For all I know, Junior’s already at the age when she wants to impress her peers, and she’s got all the moves to do so. A jerky dance matched the sproinging bass and she gave an airing to this week’s trick – humming along to the tune. At the end she asked whether Junior 2 (Juniest? Minima?) liked the song now there’s scope for a blog within a blog – and then requested the next track on the Best Of. Give it a week or so, missy.

[1] Missy Elliott, ‘Get Ur Freak On’

For all my efforts, Junior doesn’t quite have the weight of cultural history on her small shoulders, so true innovation won’t astonish her just yet. To her, ‘Get Ur Freak On’ has a slinky groove that makes those unburdened shoulders shimmy, but – as far as artistic impact goes – it faces tough competition from the Rice Krispies.

So, what makes ‘Get Ur Freak On’ so great? Is it the much-imitated-but-then-truly-original bhangra shake turning hip-hop inside out? Is it Timbaland’s beats cutting up sharp enough to slice through Run-D.M.C.’s gold chains? Is it the punctuating “holla”s that stop the record stone dead to let you catch a breather before the nagging resumes at twice the power? Is it hindsight – or even prescience – that Missy and Timbaland have reached their creative peak here and all that’s left are old skool retreads and a steady stream of career revivals for Furtado, Ciccone and whoever’s next? Is it the “hach-TOO” flying in your face? Is it the pie-eyed mix of vocal tics and screams rubbing up against punishing techno twangs that makes you think you’ve stepped into some sci-fi jungle nightmare, shortly before you realise you actually have?

Yes.

[2] Daft Punk, ‘Digital Love’

No one actually realised that we needed a reworking of ‘Video Killed The Radio Star’, but need it we did, and at this point in time these glossy disco-techno robot chiefs were the men to bring it to life. ‘Digital Love’ tickles the underbelly of naff, wraps it in fake-fur and plasters it with thousands of tiny mirrors. Yes, it’s a hugely uncool mirrorball of a dancefloor clearer, doing more for the synthesised electric guitar than any record since ABBA’s we-really-should-be-going-now farewell single ‘Under Attack’.

Junior’s mum and I are the biggest ‘Digital Love’ fans this side of Justice.
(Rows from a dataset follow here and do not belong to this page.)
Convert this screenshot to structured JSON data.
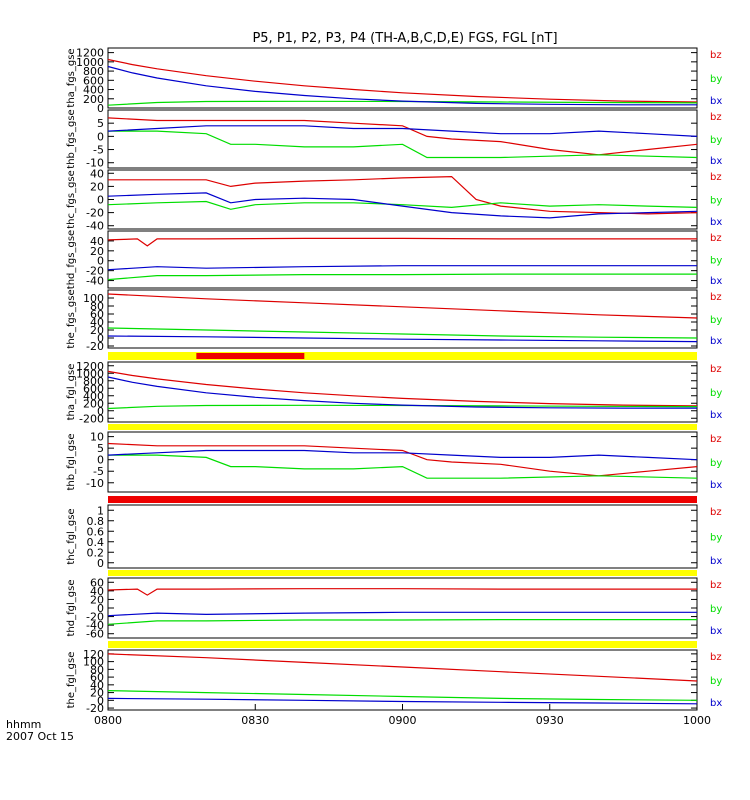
{
  "title": "P5, P1, P2, P3, P4 (TH-A,B,C,D,E) FGS, FGL [nT]",
  "time_axis": {
    "label_line1": "hhmm",
    "label_line2": "2007 Oct 15",
    "start_min": 480,
    "end_min": 600,
    "tick_labels": [
      "0800",
      "0830",
      "0900",
      "0930",
      "1000"
    ],
    "tick_values_min": [
      480,
      510,
      540,
      570,
      600
    ]
  },
  "colors": {
    "bx": "#0000cc",
    "by": "#00dd00",
    "bz": "#dd0000",
    "yellow": "#ffff00",
    "red": "#ee0000"
  },
  "legend": [
    "bz",
    "by",
    "bx"
  ],
  "chart_data": [
    {
      "type": "line",
      "ylabel": "tha_fgs_gse",
      "ylim": [
        0,
        1300
      ],
      "yticks": [
        1200,
        1000,
        800,
        600,
        400,
        200,
        0
      ],
      "series": [
        {
          "name": "bz",
          "x": [
            480,
            485,
            490,
            500,
            510,
            520,
            530,
            540,
            555,
            570,
            585,
            600
          ],
          "y": [
            1050,
            940,
            850,
            700,
            580,
            480,
            400,
            330,
            250,
            190,
            150,
            130
          ]
        },
        {
          "name": "by",
          "x": [
            480,
            490,
            500,
            520,
            540,
            560,
            580,
            600
          ],
          "y": [
            60,
            120,
            140,
            145,
            140,
            130,
            120,
            110
          ]
        },
        {
          "name": "bx",
          "x": [
            480,
            485,
            490,
            500,
            510,
            520,
            530,
            540,
            555,
            570,
            585,
            600
          ],
          "y": [
            900,
            760,
            650,
            480,
            360,
            270,
            200,
            150,
            100,
            80,
            70,
            70
          ]
        }
      ]
    },
    {
      "type": "line",
      "ylabel": "thb_fgs_gse",
      "ylim": [
        -12,
        10
      ],
      "yticks": [
        5,
        0,
        -5,
        -10
      ],
      "series": [
        {
          "name": "bz",
          "x": [
            480,
            490,
            500,
            510,
            520,
            530,
            540,
            545,
            550,
            560,
            570,
            580,
            590,
            600
          ],
          "y": [
            7,
            6,
            6,
            6,
            6,
            5,
            4,
            0,
            -1,
            -2,
            -5,
            -7,
            -5,
            -3
          ]
        },
        {
          "name": "by",
          "x": [
            480,
            490,
            500,
            505,
            510,
            520,
            530,
            540,
            545,
            560,
            580,
            600
          ],
          "y": [
            2,
            2,
            1,
            -3,
            -3,
            -4,
            -4,
            -3,
            -8,
            -8,
            -7,
            -8
          ]
        },
        {
          "name": "bx",
          "x": [
            480,
            490,
            500,
            510,
            520,
            530,
            540,
            550,
            560,
            570,
            580,
            590,
            600
          ],
          "y": [
            2,
            3,
            4,
            4,
            4,
            3,
            3,
            2,
            1,
            1,
            2,
            1,
            0
          ]
        }
      ]
    },
    {
      "type": "line",
      "ylabel": "thc_fgs_gse",
      "ylim": [
        -45,
        45
      ],
      "yticks": [
        40,
        20,
        0,
        -20,
        -40
      ],
      "series": [
        {
          "name": "bz",
          "x": [
            480,
            490,
            500,
            505,
            510,
            520,
            530,
            540,
            550,
            555,
            560,
            570,
            580,
            590,
            600
          ],
          "y": [
            30,
            30,
            30,
            20,
            25,
            28,
            30,
            33,
            35,
            0,
            -10,
            -18,
            -20,
            -22,
            -20
          ]
        },
        {
          "name": "by",
          "x": [
            480,
            490,
            500,
            505,
            510,
            520,
            530,
            540,
            550,
            560,
            570,
            580,
            590,
            600
          ],
          "y": [
            -8,
            -5,
            -3,
            -15,
            -8,
            -5,
            -5,
            -8,
            -12,
            -5,
            -10,
            -8,
            -10,
            -12
          ]
        },
        {
          "name": "bx",
          "x": [
            480,
            490,
            500,
            505,
            510,
            520,
            530,
            540,
            550,
            560,
            570,
            580,
            590,
            600
          ],
          "y": [
            5,
            8,
            10,
            -5,
            0,
            2,
            0,
            -10,
            -20,
            -25,
            -28,
            -22,
            -20,
            -18
          ]
        }
      ]
    },
    {
      "type": "line",
      "ylabel": "thd_fgs_gse",
      "ylim": [
        -55,
        60
      ],
      "yticks": [
        40,
        20,
        0,
        -20,
        -40
      ],
      "series": [
        {
          "name": "bz",
          "x": [
            480,
            486,
            488,
            490,
            500,
            520,
            540,
            560,
            580,
            600
          ],
          "y": [
            42,
            44,
            30,
            44,
            44,
            45,
            45,
            44,
            44,
            44
          ]
        },
        {
          "name": "by",
          "x": [
            480,
            490,
            500,
            520,
            540,
            560,
            580,
            600
          ],
          "y": [
            -38,
            -30,
            -30,
            -28,
            -28,
            -27,
            -27,
            -27
          ]
        },
        {
          "name": "bx",
          "x": [
            480,
            490,
            500,
            520,
            540,
            560,
            580,
            600
          ],
          "y": [
            -18,
            -12,
            -15,
            -12,
            -10,
            -10,
            -10,
            -10
          ]
        }
      ]
    },
    {
      "type": "line",
      "ylabel": "the_fgs_gse",
      "ylim": [
        -25,
        120
      ],
      "yticks": [
        100,
        80,
        60,
        40,
        20,
        0,
        -20
      ],
      "series": [
        {
          "name": "bz",
          "x": [
            480,
            500,
            520,
            540,
            560,
            580,
            600
          ],
          "y": [
            110,
            98,
            88,
            78,
            68,
            58,
            50
          ]
        },
        {
          "name": "by",
          "x": [
            480,
            500,
            520,
            540,
            560,
            580,
            600
          ],
          "y": [
            25,
            20,
            15,
            10,
            5,
            2,
            0
          ]
        },
        {
          "name": "bx",
          "x": [
            480,
            500,
            520,
            540,
            560,
            580,
            600
          ],
          "y": [
            5,
            3,
            0,
            -3,
            -5,
            -7,
            -9
          ]
        }
      ]
    },
    {
      "type": "line",
      "ylabel": "tha_fgl_gse",
      "ylim": [
        -300,
        1300
      ],
      "yticks": [
        1200,
        1000,
        800,
        600,
        400,
        200,
        0,
        -200
      ],
      "series": [
        {
          "name": "bz",
          "x": [
            480,
            485,
            490,
            500,
            510,
            520,
            530,
            540,
            555,
            570,
            585,
            600
          ],
          "y": [
            1050,
            940,
            850,
            700,
            580,
            480,
            400,
            330,
            250,
            190,
            150,
            130
          ]
        },
        {
          "name": "by",
          "x": [
            480,
            490,
            500,
            520,
            540,
            560,
            580,
            600
          ],
          "y": [
            60,
            120,
            140,
            145,
            140,
            130,
            120,
            110
          ]
        },
        {
          "name": "bx",
          "x": [
            480,
            485,
            490,
            500,
            510,
            520,
            530,
            540,
            555,
            570,
            585,
            600
          ],
          "y": [
            900,
            760,
            650,
            480,
            360,
            270,
            200,
            150,
            100,
            80,
            70,
            70
          ]
        }
      ]
    },
    {
      "type": "line",
      "ylabel": "thb_fgl_gse",
      "ylim": [
        -14,
        12
      ],
      "yticks": [
        10,
        5,
        0,
        -5,
        -10
      ],
      "series": [
        {
          "name": "bz",
          "x": [
            480,
            490,
            500,
            510,
            520,
            530,
            540,
            545,
            550,
            560,
            570,
            580,
            590,
            600
          ],
          "y": [
            7,
            6,
            6,
            6,
            6,
            5,
            4,
            0,
            -1,
            -2,
            -5,
            -7,
            -5,
            -3
          ]
        },
        {
          "name": "by",
          "x": [
            480,
            490,
            500,
            505,
            510,
            520,
            530,
            540,
            545,
            560,
            580,
            600
          ],
          "y": [
            2,
            2,
            1,
            -3,
            -3,
            -4,
            -4,
            -3,
            -8,
            -8,
            -7,
            -8
          ]
        },
        {
          "name": "bx",
          "x": [
            480,
            490,
            500,
            510,
            520,
            530,
            540,
            550,
            560,
            570,
            580,
            590,
            600
          ],
          "y": [
            2,
            3,
            4,
            4,
            4,
            3,
            3,
            2,
            1,
            1,
            2,
            1,
            0
          ]
        }
      ]
    },
    {
      "type": "line",
      "ylabel": "thc_fgl_gse",
      "ylim": [
        -0.1,
        1.1
      ],
      "yticks": [
        1.0,
        0.8,
        0.6,
        0.4,
        0.2,
        0.0
      ],
      "series": []
    },
    {
      "type": "line",
      "ylabel": "thd_fgl_gse",
      "ylim": [
        -70,
        70
      ],
      "yticks": [
        60,
        40,
        20,
        0,
        -20,
        -40,
        -60
      ],
      "series": [
        {
          "name": "bz",
          "x": [
            480,
            486,
            488,
            490,
            500,
            520,
            540,
            560,
            580,
            600
          ],
          "y": [
            42,
            44,
            30,
            44,
            44,
            45,
            45,
            44,
            44,
            44
          ]
        },
        {
          "name": "by",
          "x": [
            480,
            490,
            500,
            520,
            540,
            560,
            580,
            600
          ],
          "y": [
            -38,
            -30,
            -30,
            -28,
            -28,
            -27,
            -27,
            -27
          ]
        },
        {
          "name": "bx",
          "x": [
            480,
            490,
            500,
            520,
            540,
            560,
            580,
            600
          ],
          "y": [
            -18,
            -12,
            -15,
            -12,
            -10,
            -10,
            -10,
            -10
          ]
        }
      ]
    },
    {
      "type": "line",
      "ylabel": "the_fgl_gse",
      "ylim": [
        -25,
        130
      ],
      "yticks": [
        120,
        100,
        80,
        60,
        40,
        20,
        0,
        -20
      ],
      "series": [
        {
          "name": "bz",
          "x": [
            480,
            500,
            520,
            540,
            560,
            580,
            600
          ],
          "y": [
            120,
            110,
            98,
            86,
            74,
            62,
            50
          ]
        },
        {
          "name": "by",
          "x": [
            480,
            500,
            520,
            540,
            560,
            580,
            600
          ],
          "y": [
            25,
            20,
            15,
            10,
            5,
            2,
            0
          ]
        },
        {
          "name": "bx",
          "x": [
            480,
            500,
            520,
            540,
            560,
            580,
            600
          ],
          "y": [
            5,
            3,
            0,
            -3,
            -5,
            -7,
            -9
          ]
        }
      ]
    }
  ],
  "status_bars": [
    {
      "after_panel": 4,
      "color": "yellow",
      "segments": [
        {
          "start": 498,
          "end": 520,
          "color": "red"
        }
      ]
    },
    {
      "after_panel": 5,
      "color": "yellow",
      "segments": []
    },
    {
      "after_panel": 6,
      "color": "red",
      "segments": []
    },
    {
      "after_panel": 7,
      "color": "yellow",
      "segments": []
    },
    {
      "after_panel": 8,
      "color": "yellow",
      "segments": []
    }
  ]
}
Junior herself wasn’t so sure. This was played in my absence and I’m told that comments ranged, rather narrowly, from “Too loud, Mummy” via “Stop singing, Mummy” to “Stop dancing, Mummy”. On being told that a guitar solo was coming up, she replied “I don’t like guitar”. Anyone who’s seen her pulling Gary Moore faces while wielding the plastic Stratocaster will know that’s a blatant lie. Must have been one of those days.

[3] The Strokes, ‘The Modern Age EP’

There was such a quaint furore about The Strokes those long seven years ago, loud voices on either side. Were they singlehandedly saving rawk? Were they arch-copyists, not an original note in their scuffy Converse? Did any of it really matter? Well, yes and no. A bit of debate keeps pop lively, but would the naysayers have been so quick to swipe if they’d known the day would come when every band and its wife would be ripping off The Libertines, and not the rather more plunderable Talking Heads, Velvet Underground, Blondie, you-name-a-cool-NYC-trailblazer? The answer’s no.

Anyway, what Julian Casablancas and rich kid friends had in bags were tunes. On first listen, I thought ‘The Modern Age’ was The Velvet Underground – that’ll be Casablancas’ Lou Reed drawl – still it was a catchy little effort from the off. Studiedly cool, yep, but nevertheless, er, cool. ‘Last Nite’ was a white boy’s Motown pastiche even more authentic than Phil Collins’ flail at ‘You Can’t Hurry Love’.

But we don’t want them to get too chipper. Junior and I did the arm-pumping ‘Tiger Feet’ dance, one ‘70s influence The Strokes possibly wouldn’t want to snatch. Saying that, let’s see what the fourth album brings.